Meantime, Council will deliberate how the city collects money and how it spends it.

First up on Tuesday is the five-year plan, followed by the capital budget on Wednesday, both of which focus on the city's long-term goals - and not incidentally, on projections that go far beyond the end of Nutter's term next January. Hearings on various departments and agencies are scheduled to run through June 2.

If history is an indicator, Council won't change much to what has been proposed in spending.

"Typically, Council doesn't look to remove some of our initiatives . . . it's about other things they may want to add," Rob Dubow, the city's finance director, said.

Council members usually get a few million here and there for pet projects, but for the most part, the budget is likely to resemble what Nutter has sketched out.

More money is proposed for libraries, more for parks and recreation improvements, for equipping police officers with body cameras and bulletproof vests.

But not much in the dense budget briefing books is new. Payroll, pension, and health-care benefits for city employees and retirees eat up nearly 70 percent of the general fund, leaving little wiggle room.

Council President Darrell L. Clarke said he would not comment on the hearings or Council's budget goals until Tuesday.

But Clarke did issue a statement Monday afternoon promising to "challenge city departments" via what he called "a new process of making and meeting budget requests that is designed to help Philadelphia achieve its most important policy objectives."

But some Council members said they would not wait till May to grill administration officials about why they want to raise taxes now.

"I will be raising the issue during [hearings on] the five-year plan," Councilman Wilson Goode Jr. said. "Why was the property-tax increase not in last year's five-year plan? Whether they anticipated the crisis or not?"

Goode called the proposal to increase the property tax rate more than 9 percent a "drastic" change to the city's financial outlook.

He said he plans to suggest modifying the 10-year tax abatement that Philadelphia offers for new construction and to explore other potential sources of revenue that do not include raising property taxes.

The proposed tax increase would be just for the schools. The wage tax, the city's greatest revenue generator, is still on its slow but sure schedule of reductions.

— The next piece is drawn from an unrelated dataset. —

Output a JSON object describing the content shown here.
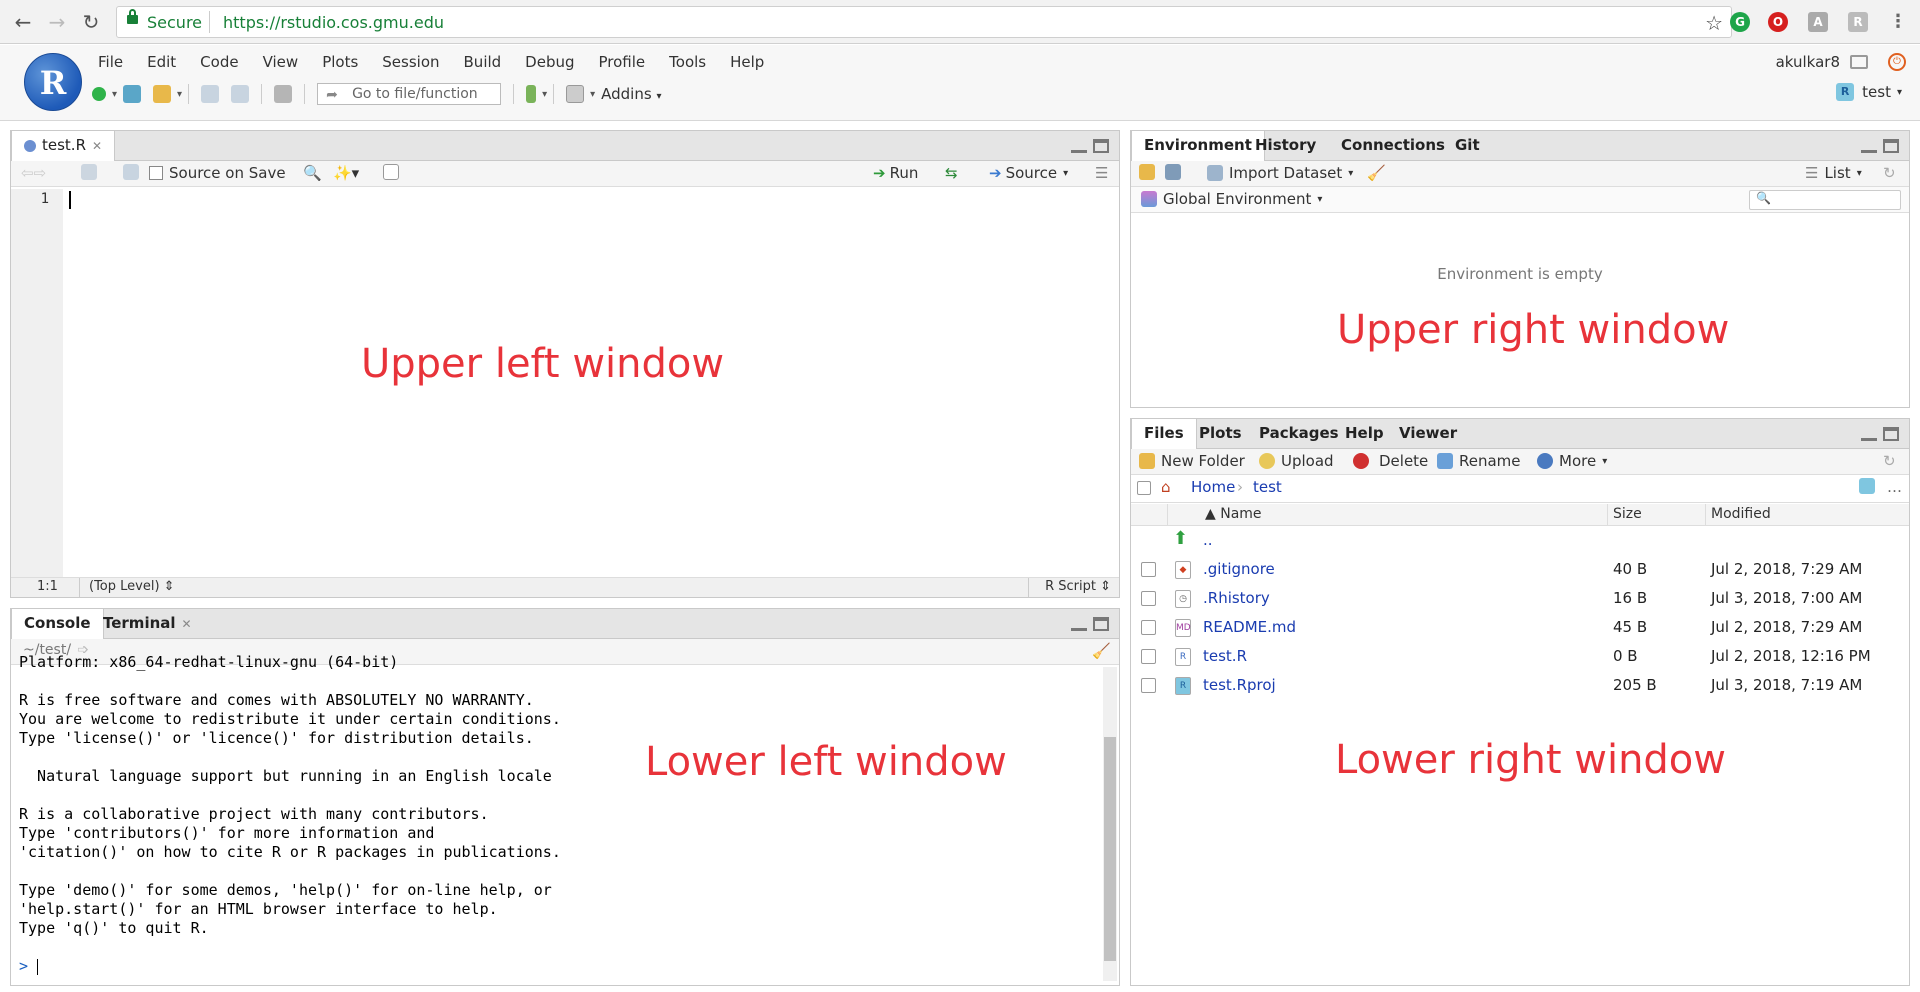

So, how will the city keep up with rising costs?

The reviving economy will help, Dubow said. He predicted steady growth in Philadelphia's "labor force and salaries" - 4 percent each year for the next two years, 3.5 percent the following three years - would churn up enough revenue to make up for the trimming of the wage tax.

But former Councilman Bill Green sounded a cautionary note.

"The biggest trap Council fell into in 2008 was taking administration's word on revenue numbers," Green said, recalling how, after that budget was passed, the administration had to make all sorts of cuts because the revenue projections were not what they expected.

As for raising taxes, it's a rare legislative body, whether local, state, or federal, that takes bold steps as reelection time nears.

David Thornburgh, who heads the nonpartisan watchdog group Committee of Seventy, put it this way: "A budget on an election year is not going to have the same focus and energy as the one next year."